Brewer's: Pigeon, Pigeons

Pitt says in Mecca no one will kill the blue pigeons, because they are held sacred.

The black pigeons of Dodona.
Two black pigeons, we are told, took their flight from Thebes, in Egypt; one flew to Libya, and the other to Dodona, in Greece. On the spot where the former alighted, the temple of Jupiter Ammon was erected; in the place where the other settled, the oracle of Jupiter was established, and there the responses were made by the balck pigeons that inhabited the surrounding groves.
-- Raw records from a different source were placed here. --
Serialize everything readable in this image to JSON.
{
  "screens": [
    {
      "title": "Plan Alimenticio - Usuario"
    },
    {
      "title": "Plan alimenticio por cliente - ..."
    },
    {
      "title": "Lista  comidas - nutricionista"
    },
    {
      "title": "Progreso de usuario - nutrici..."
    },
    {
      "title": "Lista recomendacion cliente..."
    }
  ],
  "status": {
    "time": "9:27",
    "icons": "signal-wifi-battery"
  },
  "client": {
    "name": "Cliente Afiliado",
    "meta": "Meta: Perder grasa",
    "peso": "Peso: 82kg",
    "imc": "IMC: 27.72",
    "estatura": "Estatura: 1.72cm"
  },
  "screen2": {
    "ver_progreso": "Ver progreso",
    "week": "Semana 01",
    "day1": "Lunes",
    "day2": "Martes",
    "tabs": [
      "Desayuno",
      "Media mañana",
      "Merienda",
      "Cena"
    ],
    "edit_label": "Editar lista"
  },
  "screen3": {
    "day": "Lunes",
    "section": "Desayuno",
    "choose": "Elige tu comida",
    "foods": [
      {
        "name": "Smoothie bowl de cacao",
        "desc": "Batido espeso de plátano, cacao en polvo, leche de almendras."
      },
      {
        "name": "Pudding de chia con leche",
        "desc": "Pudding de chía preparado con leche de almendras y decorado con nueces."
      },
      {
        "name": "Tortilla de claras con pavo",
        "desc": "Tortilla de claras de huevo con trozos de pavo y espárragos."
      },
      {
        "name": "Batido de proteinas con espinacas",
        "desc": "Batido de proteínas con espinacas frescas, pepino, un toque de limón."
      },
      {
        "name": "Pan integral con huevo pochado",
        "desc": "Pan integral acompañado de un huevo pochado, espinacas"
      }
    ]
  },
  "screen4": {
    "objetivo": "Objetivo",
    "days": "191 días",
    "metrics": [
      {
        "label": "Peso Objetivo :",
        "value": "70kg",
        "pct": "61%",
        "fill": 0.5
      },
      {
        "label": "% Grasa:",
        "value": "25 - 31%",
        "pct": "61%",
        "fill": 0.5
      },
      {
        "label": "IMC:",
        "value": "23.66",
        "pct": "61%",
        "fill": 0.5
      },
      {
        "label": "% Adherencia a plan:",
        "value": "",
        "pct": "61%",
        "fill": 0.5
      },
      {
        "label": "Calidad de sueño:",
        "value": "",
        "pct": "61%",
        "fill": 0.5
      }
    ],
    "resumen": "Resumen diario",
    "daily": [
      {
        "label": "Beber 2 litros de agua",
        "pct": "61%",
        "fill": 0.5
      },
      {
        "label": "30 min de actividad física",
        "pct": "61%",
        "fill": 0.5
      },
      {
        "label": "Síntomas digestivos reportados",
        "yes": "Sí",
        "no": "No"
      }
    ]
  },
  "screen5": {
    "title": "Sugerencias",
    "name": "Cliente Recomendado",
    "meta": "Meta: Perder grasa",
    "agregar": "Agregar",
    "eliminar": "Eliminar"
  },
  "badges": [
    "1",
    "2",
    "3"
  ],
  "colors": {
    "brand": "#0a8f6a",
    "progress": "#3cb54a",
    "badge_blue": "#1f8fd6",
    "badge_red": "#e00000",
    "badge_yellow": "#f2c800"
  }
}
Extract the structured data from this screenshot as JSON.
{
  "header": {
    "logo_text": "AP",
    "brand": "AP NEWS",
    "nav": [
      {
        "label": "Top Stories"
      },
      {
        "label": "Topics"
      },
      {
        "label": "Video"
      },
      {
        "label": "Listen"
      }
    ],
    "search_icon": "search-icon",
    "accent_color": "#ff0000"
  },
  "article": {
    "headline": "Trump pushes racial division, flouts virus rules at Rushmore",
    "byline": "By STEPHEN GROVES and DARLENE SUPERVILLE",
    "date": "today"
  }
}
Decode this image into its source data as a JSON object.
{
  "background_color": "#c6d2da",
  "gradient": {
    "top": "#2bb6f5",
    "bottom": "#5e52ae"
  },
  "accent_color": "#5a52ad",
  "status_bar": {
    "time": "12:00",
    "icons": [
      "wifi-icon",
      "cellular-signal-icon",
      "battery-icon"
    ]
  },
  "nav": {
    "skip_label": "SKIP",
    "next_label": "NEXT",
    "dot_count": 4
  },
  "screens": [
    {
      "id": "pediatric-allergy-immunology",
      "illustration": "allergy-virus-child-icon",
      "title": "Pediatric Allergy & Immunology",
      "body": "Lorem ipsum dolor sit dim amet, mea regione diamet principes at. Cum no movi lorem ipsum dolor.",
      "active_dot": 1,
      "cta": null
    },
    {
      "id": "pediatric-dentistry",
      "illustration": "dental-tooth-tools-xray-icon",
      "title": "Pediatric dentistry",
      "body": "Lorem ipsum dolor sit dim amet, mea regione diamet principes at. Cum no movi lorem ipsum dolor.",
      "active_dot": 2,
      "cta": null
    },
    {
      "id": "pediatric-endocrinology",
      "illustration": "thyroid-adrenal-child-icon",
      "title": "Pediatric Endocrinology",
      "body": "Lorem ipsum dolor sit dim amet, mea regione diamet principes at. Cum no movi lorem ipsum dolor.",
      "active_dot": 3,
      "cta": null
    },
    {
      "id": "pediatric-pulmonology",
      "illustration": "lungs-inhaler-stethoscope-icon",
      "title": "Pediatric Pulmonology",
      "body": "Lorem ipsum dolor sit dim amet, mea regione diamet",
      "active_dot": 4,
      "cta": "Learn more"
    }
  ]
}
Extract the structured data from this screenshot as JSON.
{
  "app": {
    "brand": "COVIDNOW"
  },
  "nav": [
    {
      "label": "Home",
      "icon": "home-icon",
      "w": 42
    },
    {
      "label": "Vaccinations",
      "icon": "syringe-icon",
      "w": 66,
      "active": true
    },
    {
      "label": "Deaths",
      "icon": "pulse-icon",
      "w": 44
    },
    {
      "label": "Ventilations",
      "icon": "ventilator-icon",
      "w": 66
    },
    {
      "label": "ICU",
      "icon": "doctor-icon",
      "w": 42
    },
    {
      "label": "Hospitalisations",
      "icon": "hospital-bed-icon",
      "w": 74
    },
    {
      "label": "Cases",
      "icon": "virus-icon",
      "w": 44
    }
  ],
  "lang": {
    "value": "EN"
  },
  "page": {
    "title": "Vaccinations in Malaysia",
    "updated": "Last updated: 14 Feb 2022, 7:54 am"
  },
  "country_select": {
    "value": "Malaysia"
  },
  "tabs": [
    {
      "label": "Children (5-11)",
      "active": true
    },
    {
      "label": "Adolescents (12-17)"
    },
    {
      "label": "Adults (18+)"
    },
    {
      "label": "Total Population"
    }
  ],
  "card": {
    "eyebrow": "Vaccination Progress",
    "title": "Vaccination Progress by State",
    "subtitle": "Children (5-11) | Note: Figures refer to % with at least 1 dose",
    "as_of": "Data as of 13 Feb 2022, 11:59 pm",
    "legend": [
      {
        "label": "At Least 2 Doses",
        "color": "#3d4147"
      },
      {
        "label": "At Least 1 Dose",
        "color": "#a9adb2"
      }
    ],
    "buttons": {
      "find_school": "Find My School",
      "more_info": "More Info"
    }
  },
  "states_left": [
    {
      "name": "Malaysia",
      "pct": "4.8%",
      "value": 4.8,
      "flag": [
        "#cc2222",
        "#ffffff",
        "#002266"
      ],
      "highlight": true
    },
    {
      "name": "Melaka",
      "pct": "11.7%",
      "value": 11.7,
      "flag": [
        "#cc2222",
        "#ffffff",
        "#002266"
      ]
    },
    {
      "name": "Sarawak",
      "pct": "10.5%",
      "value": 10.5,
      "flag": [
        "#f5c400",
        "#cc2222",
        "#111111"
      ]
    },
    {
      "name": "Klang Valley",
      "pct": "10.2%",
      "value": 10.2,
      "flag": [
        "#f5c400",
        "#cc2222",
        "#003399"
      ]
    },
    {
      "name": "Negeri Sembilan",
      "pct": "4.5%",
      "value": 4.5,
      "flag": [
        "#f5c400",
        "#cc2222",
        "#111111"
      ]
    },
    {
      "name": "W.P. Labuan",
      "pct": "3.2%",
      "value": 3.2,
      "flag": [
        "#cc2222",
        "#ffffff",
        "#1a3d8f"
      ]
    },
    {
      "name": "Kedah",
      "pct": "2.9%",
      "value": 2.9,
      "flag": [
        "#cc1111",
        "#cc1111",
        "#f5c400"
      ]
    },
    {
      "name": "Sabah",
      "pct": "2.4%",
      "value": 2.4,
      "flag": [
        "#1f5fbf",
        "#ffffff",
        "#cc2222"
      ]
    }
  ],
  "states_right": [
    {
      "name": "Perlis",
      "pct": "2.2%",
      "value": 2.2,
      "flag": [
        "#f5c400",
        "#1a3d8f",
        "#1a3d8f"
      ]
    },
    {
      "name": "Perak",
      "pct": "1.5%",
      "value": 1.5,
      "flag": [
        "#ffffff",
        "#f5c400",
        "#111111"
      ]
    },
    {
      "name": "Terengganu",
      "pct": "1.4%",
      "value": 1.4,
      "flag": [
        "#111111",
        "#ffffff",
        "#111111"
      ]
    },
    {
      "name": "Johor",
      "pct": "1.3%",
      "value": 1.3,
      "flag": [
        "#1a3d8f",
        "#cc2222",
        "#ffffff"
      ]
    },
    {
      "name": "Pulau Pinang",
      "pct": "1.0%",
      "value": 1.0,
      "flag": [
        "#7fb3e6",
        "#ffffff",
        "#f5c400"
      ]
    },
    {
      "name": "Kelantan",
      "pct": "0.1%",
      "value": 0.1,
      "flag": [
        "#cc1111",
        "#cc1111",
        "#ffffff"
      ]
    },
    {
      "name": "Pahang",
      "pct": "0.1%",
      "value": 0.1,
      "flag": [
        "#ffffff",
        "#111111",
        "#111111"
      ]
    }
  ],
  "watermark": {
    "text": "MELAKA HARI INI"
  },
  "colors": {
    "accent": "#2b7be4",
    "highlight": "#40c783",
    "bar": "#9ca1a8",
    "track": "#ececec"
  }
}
This fable is probably based on a pun upon the word pelciai, which usually means “old women,” but in the dialect of the Epirots signifies pigeons or doves.

Mahomet's pigeon.
(See Mahomet.) In Russia pigeons are not served for human food, because the Holy Ghost assumed the likeness of a dove at the baptism of Jesus; and part of the marriage service consists in letting loose two pigeons. (See The Sporting Magazine, January, 1825, p. 307.)

Pigeon lays only two eggs.
Hence the Queen says of Hamlet, after his fit he will be-
As patient as the female dove When that her golden couplets are disclosed [i.e. hatched].

Hamlet, v. 1.

He who is sprinkled with pigeon's blood will never die a natural death.
A soulptor carrying home a bust of Charles I. stopped to rest on the way; at the moment a pigeon overhead was struck by a hawk, and the blood of the bird fell on the neck of the bust. The sculptor thought it ominous, and after the king was beheaded the saying became current.

Flocks of wild pigeons presage the pestilence,
at least in Louisiana. Longfellow says they come with “naught in their craws but an acorn.” (Evangeline.)